Nodes of the graph reflect mathematical operations, while the edges
represent multidimensional data arrays (tensors) communicated between
them [16]. One of the most known of TensorFlow’s NLP application is Google Translate. Other applications are text classification and summarization, speech recognition, tagging, and so on.
TFLearn
As
Tensorflow is a low-level API, many high-level APIs were created to run
on top of it to make the user experience faster and more
understandable. TFLearn
is one of these tools that runs on CPU and GPU. It has a special graph
visualization tool with details about weights, gradients, activations,
and so on [17].
The library is already used for sentiment analysis, text generation,
and named entity recognition. It lets users work with convolutional
neural networks and recurrent neural networks (LSTM).
Theano
Theano is a numerical computation Python library that enables users to create their own machine learning models [18].
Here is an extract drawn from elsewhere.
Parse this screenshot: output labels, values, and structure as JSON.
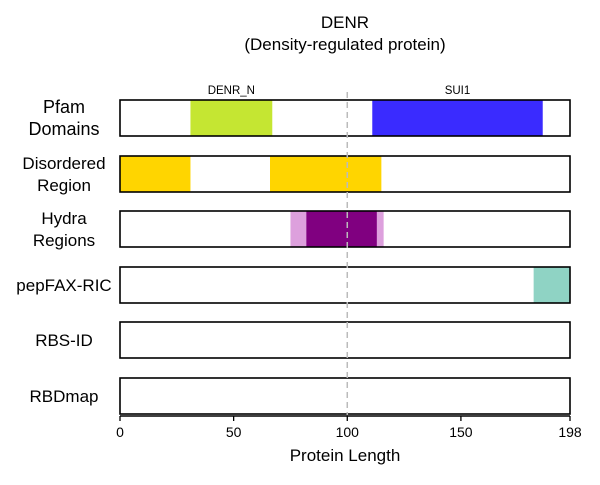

Many frameworks like Keras are built on top of Theano. There are tools
for machine translation, speech recognition, word embedding, and text
classification. Look at Theano’s applications in the table.
Summary
In
this paper, we described neural network supporting Python tools for
natural language processing. These tools are Chainer, Deeplearning4j,
Deepnl, Dynet, Keras, Nlpnet, OpenNMT, PyTorch, SpaCy, Stanford’s
CoreNLP, TensorFlow, TFLearn, and Theano. A table lets readers easily
compare the frameworks discussed above.